“Do you ever wonder what your baby is thinking?” asks FasTracKids, an organization specializing in educating children as young as 6 months old.
FasTracKids features a program dedicated to teaching these infants how to communicate through sign language. Approaches include creative play, movement and song, all geared toward signing with a child, leading to a larger vocabulary at any earlier age. FasTracKids claims that at 12 months, a child educated through its program will be saying 200 percent more words than a child not educated via the program (about 18, compared to six).
The trend is based primarily on a 2007 National Institutes of Health study that showed training in sign language could improve infants’ early communication skills.

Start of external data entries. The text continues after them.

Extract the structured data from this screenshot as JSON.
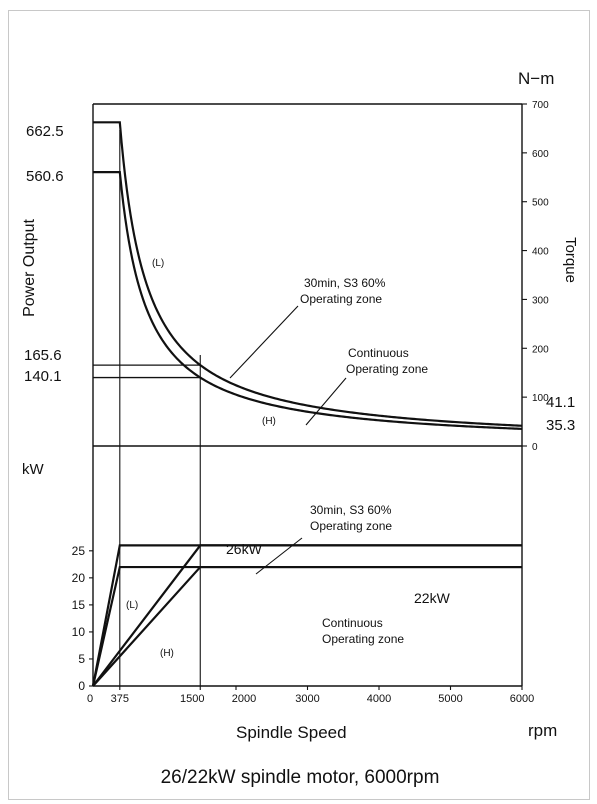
{
  "chart_data": [
    {
      "type": "line",
      "description": "Torque and power output vs spindle speed (upper panel)",
      "y_left_label": "Power Output",
      "y_right_label": "Torque",
      "y_right_unit": "N−m",
      "y_right_ticks": [
        "700",
        "600",
        "500",
        "400",
        "300",
        "200",
        "100",
        "0"
      ],
      "y_right_range": [
        0,
        700
      ],
      "left_value_labels": [
        "662.5",
        "560.6",
        "165.6",
        "140.1"
      ],
      "right_value_labels": [
        "41.1",
        "35.3"
      ],
      "series": [
        {
          "name": "(L)",
          "curve": "30min, S3 60%",
          "x": [
            0,
            375,
            1500,
            6000
          ],
          "y": [
            662.5,
            662.5,
            165.6,
            41.1
          ]
        },
        {
          "name": "(H)",
          "curve": "Continuous",
          "x": [
            0,
            375,
            1500,
            6000
          ],
          "y": [
            560.6,
            560.6,
            140.1,
            35.3
          ]
        }
      ],
      "annotations": {
        "label_L": "(L)",
        "label_H": "(H)",
        "s3_line1": "30min, S3 60%",
        "s3_line2": "Operating zone",
        "cont_line1": "Continuous",
        "cont_line2": "Operating zone"
      }
    },
    {
      "type": "line",
      "description": "Power vs spindle speed (lower panel)",
      "y_label": "kW",
      "y_ticks": [
        "25",
        "20",
        "15",
        "10",
        "5",
        "0"
      ],
      "y_range": [
        0,
        27
      ],
      "x_ticks": [
        "375",
        "1500",
        "2000",
        "3000",
        "4000",
        "5000",
        "6000"
      ],
      "x_range": [
        0,
        6000
      ],
      "x_label": "Spindle Speed",
      "x_unit": "rpm",
      "series": [
        {
          "name": "(L)",
          "curve": "30min, S3 60%",
          "x": [
            0,
            375,
            6000
          ],
          "y": [
            0,
            26,
            26
          ]
        },
        {
          "name": "(L)",
          "curve": "Continuous",
          "x": [
            0,
            375,
            6000
          ],
          "y": [
            0,
            22,
            22
          ]
        },
        {
          "name": "(H)",
          "curve": "30min, S3 60%",
          "x": [
            0,
            1500,
            6000
          ],
          "y": [
            0,
            26,
            26
          ]
        },
        {
          "name": "(H)",
          "curve": "Continuous",
          "x": [
            0,
            1500,
            6000
          ],
          "y": [
            0,
            22,
            22
          ]
        }
      ],
      "annotations": {
        "kw26": "26kW",
        "kw22": "22kW",
        "label_L": "(L)",
        "label_H": "(H)",
        "s3_line1": "30min, S3 60%",
        "s3_line2": "Operating zone",
        "cont_line1": "Continuous",
        "cont_line2": "Operating zone"
      }
    }
  ],
  "caption": "26/22kW spindle motor, 6000rpm"
}
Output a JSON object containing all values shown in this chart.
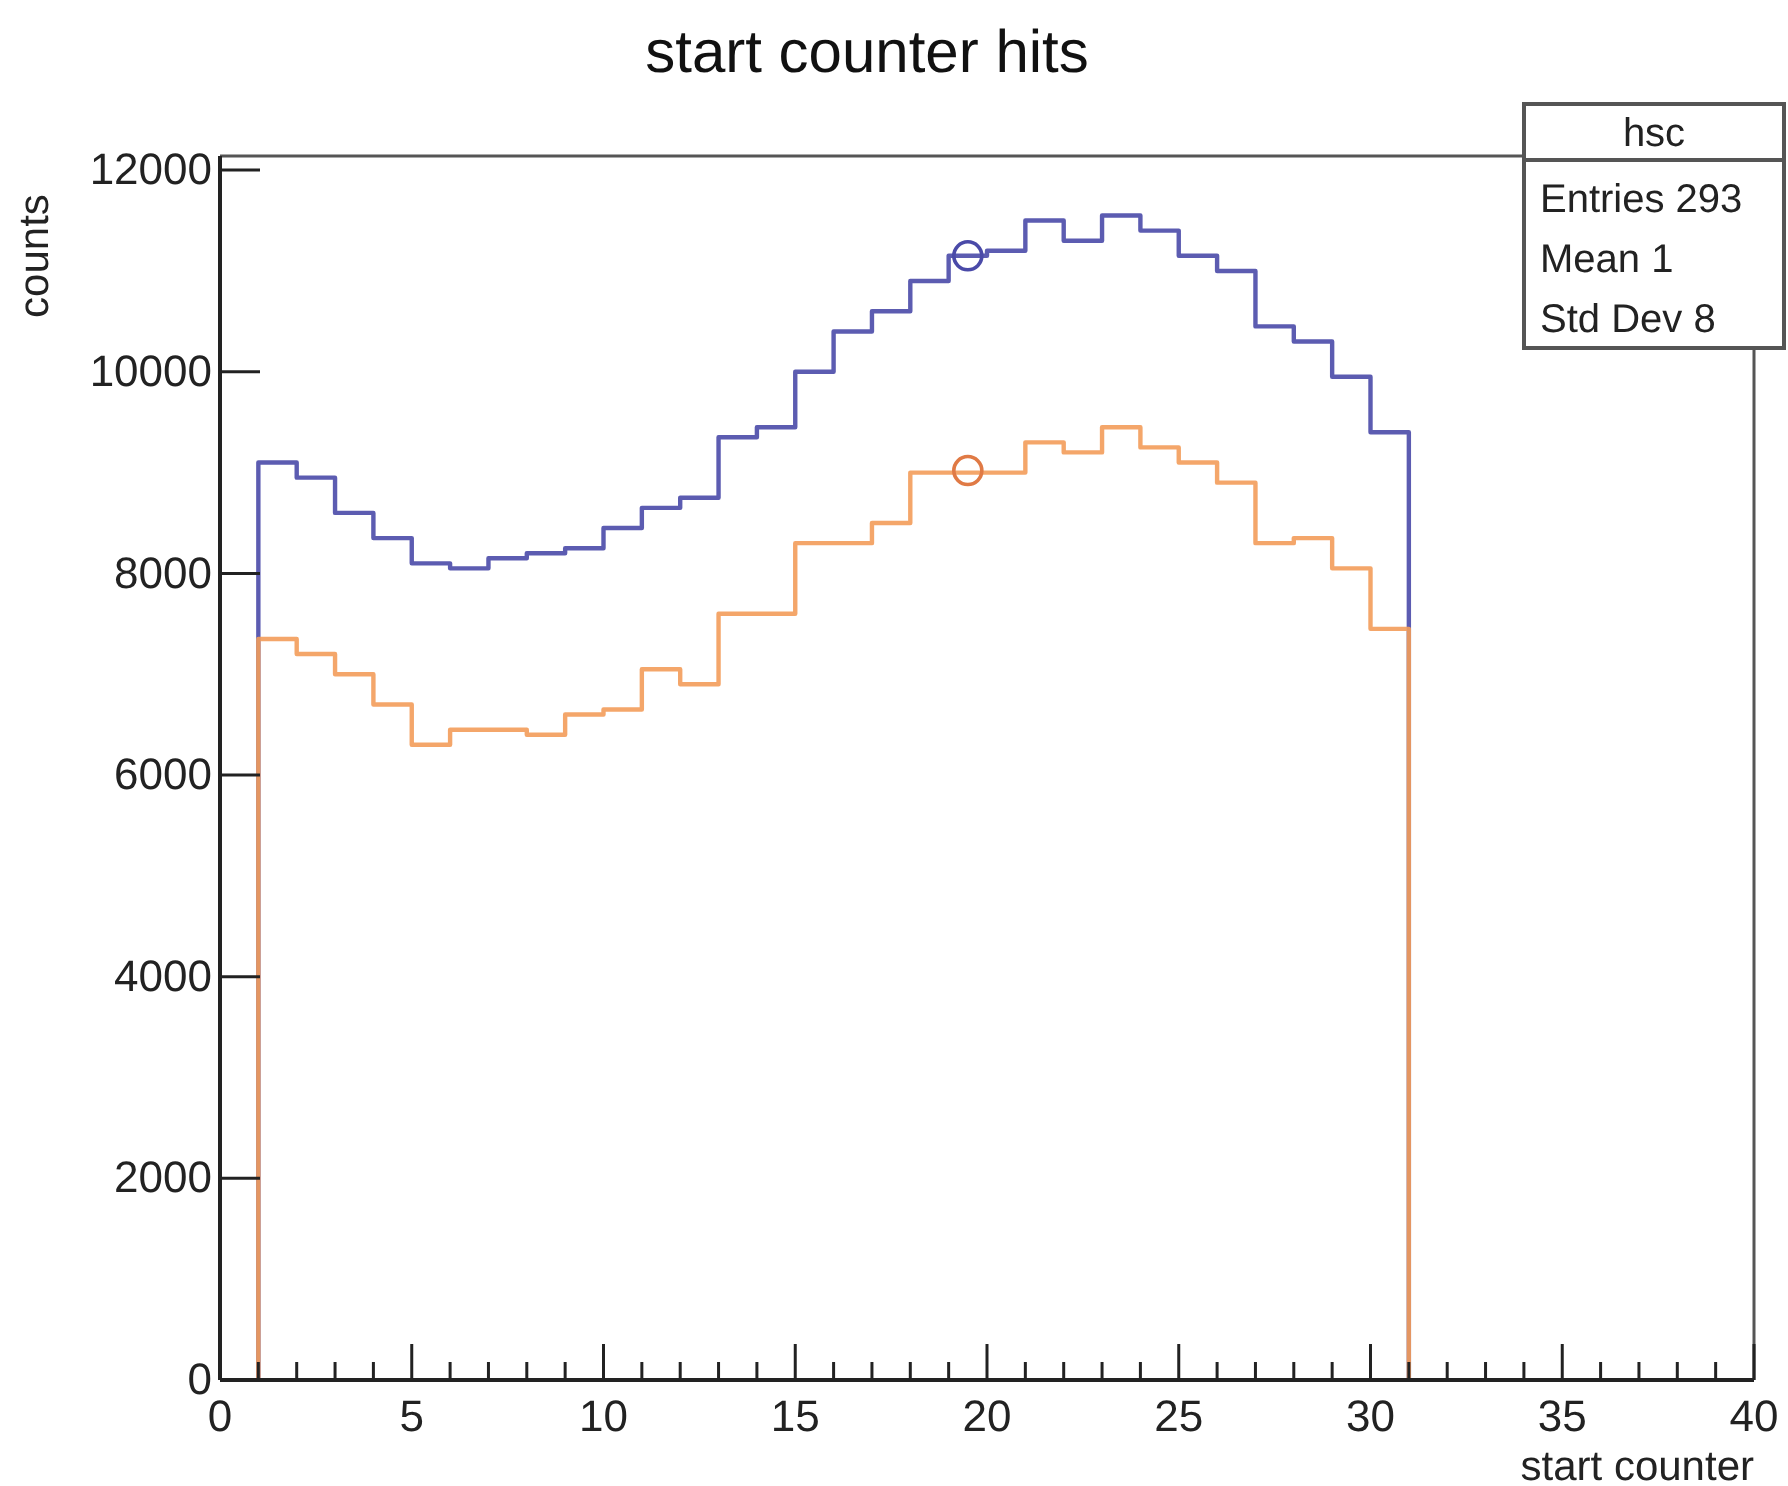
{
  "chart_data": {
    "type": "histogram",
    "title": "start counter hits",
    "xlabel": "start counter",
    "ylabel": "counts",
    "bins": [
      1,
      2,
      3,
      4,
      5,
      6,
      7,
      8,
      9,
      10,
      11,
      12,
      13,
      14,
      15,
      16,
      17,
      18,
      19,
      20,
      21,
      22,
      23,
      24,
      25,
      26,
      27,
      28,
      29,
      30,
      31
    ],
    "series": [
      {
        "color": "#4a4aa8",
        "values": [
          9100,
          8950,
          8600,
          8350,
          8100,
          8050,
          8150,
          8200,
          8250,
          8450,
          8650,
          8750,
          9350,
          9450,
          10000,
          10400,
          10600,
          10900,
          11150,
          11200,
          11500,
          11300,
          11550,
          11400,
          11150,
          11000,
          10450,
          10300,
          9950,
          9400
        ]
      },
      {
        "color": "#f39c5a",
        "values": [
          7350,
          7200,
          7000,
          6700,
          6300,
          6450,
          6450,
          6400,
          6600,
          6650,
          7050,
          6900,
          7600,
          7600,
          8300,
          8300,
          8500,
          9000,
          9000,
          9000,
          9300,
          9200,
          9450,
          9250,
          9100,
          8900,
          8300,
          8350,
          8050,
          7450
        ]
      },
      {
        "type": "scatter",
        "color": "#4a4aa8",
        "marker": "circle",
        "x": [
          19.5
        ],
        "values": [
          11150
        ]
      },
      {
        "type": "scatter",
        "color": "#e07a45",
        "marker": "circle",
        "x": [
          19.5
        ],
        "values": [
          9020
        ]
      }
    ],
    "xlim": [
      0,
      40
    ],
    "xticks": [
      0,
      5,
      10,
      15,
      20,
      25,
      30,
      35,
      40
    ],
    "ylim": [
      0,
      12140
    ],
    "yticks": [
      0,
      2000,
      4000,
      6000,
      8000,
      10000,
      12000
    ],
    "annotations": [
      "hsc",
      "Entries 293",
      "Mean 1",
      "Std Dev 8"
    ]
  }
}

That study was focused more on infants lacking in vocal communication; nearly 10 years later, the trend has opened into the full child-care industry as new parents look for every early educational advantage.
To boost proponents of the trend, Emory University released a study showing babies are capable of problem-solving and reasoning at just 10 months old. More opportunities to mold the early brain.
Millennial influencers are already buying in. Facebook CEO Mark Zuckerberg, arguably the most famous millennial influencer, posted in December 2015 that he was reading his newborn daughter Maxima a 2013 book called “Quantum Physics for Babies.” He said he was joking, but still admitted he’ll be reading Max “World Order” by Henry Kissinger.
Point made: No age is too young for your child to get ahead of other children.
TRENDPOST: The push to educate children at a younger age will grow as millennials become parents and seek to prepare their children for science, technology, engineering and math, or STEM, initiatives and Common Core standards that now dominate American public schools. As an example, baby sign-language classes are taking place in small cities such as Corpus Christi, Texas, and Lake Tahoe, Nev. Small cities, especially, are where millennials are settling. This is a true trend for the next five to 10 years.